When comparing all five angles simultaneously, we could create five side-by-side stem-and-leaf displays, but another option would be to use side-by-side boxplots:
Here we can clearly see the skewness and outliers for each group, although we miss the detail of the individual data values and cannot determine anything about the modes of each group. Another option is a stripchart, where we plot the individual data values in a strip for each category:
although some data values become obscured when similar values end up being plotted on top of each other. Another option is to "jitter" the dots in the stripchart slightly:
Exercises
1. Checkers Refer to the boxplots of the checker data above.
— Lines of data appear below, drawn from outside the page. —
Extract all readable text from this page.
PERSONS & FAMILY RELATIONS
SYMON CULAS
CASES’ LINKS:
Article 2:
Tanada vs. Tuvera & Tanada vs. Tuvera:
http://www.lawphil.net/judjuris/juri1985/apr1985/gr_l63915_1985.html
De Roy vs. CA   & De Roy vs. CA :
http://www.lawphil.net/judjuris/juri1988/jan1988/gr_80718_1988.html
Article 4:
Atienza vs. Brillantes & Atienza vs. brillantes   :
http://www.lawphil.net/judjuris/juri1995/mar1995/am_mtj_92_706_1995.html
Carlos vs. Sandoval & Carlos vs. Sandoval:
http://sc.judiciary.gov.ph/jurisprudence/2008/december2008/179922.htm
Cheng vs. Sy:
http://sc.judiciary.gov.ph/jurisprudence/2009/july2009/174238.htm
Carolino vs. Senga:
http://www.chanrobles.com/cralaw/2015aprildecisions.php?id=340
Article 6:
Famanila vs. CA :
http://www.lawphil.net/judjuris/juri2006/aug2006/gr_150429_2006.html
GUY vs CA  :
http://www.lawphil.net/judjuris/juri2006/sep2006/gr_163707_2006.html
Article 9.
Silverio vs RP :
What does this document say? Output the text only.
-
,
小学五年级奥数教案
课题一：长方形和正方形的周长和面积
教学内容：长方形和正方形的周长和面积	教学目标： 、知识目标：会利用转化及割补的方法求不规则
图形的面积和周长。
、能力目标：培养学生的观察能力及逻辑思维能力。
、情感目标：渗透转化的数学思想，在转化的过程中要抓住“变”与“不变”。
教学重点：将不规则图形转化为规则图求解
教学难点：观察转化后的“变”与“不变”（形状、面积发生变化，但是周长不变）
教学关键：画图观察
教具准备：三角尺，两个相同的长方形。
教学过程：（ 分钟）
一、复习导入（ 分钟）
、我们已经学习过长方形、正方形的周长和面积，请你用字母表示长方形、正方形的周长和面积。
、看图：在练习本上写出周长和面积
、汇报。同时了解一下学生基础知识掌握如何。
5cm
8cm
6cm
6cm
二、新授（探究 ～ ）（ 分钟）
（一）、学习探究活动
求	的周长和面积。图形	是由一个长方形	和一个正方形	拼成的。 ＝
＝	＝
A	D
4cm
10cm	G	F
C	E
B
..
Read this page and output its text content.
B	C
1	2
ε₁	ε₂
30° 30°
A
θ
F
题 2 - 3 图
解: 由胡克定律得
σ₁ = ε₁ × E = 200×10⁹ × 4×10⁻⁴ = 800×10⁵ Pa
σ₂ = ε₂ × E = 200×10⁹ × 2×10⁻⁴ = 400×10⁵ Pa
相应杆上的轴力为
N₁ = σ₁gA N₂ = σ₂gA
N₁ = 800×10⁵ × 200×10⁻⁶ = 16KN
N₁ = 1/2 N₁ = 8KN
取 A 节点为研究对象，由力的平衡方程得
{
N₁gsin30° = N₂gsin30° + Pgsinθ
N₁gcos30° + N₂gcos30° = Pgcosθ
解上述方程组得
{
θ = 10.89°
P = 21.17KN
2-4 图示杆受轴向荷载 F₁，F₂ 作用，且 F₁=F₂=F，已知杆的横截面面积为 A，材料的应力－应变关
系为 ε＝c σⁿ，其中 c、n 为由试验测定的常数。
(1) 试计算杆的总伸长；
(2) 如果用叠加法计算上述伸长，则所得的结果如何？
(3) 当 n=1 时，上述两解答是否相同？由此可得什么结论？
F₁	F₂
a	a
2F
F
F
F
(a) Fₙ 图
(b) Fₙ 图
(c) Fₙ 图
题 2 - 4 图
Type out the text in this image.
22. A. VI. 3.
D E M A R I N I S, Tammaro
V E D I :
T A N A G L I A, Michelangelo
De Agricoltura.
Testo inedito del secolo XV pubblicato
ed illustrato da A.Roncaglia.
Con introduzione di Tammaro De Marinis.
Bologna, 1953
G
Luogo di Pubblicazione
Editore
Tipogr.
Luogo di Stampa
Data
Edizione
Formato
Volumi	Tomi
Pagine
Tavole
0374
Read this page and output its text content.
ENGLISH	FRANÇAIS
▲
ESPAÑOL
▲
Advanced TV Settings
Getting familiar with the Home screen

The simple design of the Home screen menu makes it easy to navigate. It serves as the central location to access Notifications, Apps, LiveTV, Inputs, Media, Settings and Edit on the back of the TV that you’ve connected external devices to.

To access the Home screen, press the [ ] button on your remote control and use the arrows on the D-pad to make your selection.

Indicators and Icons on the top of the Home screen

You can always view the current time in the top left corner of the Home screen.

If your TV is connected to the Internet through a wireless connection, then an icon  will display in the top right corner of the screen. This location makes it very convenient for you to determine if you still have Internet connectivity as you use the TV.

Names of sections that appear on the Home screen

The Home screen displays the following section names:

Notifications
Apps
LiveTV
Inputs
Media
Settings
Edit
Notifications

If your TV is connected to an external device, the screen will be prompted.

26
a) Which angle corresponds to the highest median distance?
b) Which angle has the biggest range?
c) Which angle has the smallest range?
d) Which angle has the biggest IQR?
e) Which angle has the smallest IQR?
f) Based on the boxplots, what appears to be the optimal angle for launching a checker?
2. [OIS 1.40] Marathon winners The histogram and boxplot below show the distribution of finishing times for winners of the New York Marathon between 1980 and 1999.
a) What features of the distribution are apparent in the histogram and not the boxplot?
b) What features are apparent in the boxplot but not in the histogram?
c) What may be the reason for the bimodal distribution? Explain.
d) The data set includes times for the fastest male and female finishers of each marathon. Compare the distribution of marathon times for men and women based on the boxplots shown
below.
e) What important feature is missing from the boxplots shown above?
f) A time series plot (shown below) is another way to look at this data. Describe what is visible in this plot but not in the others.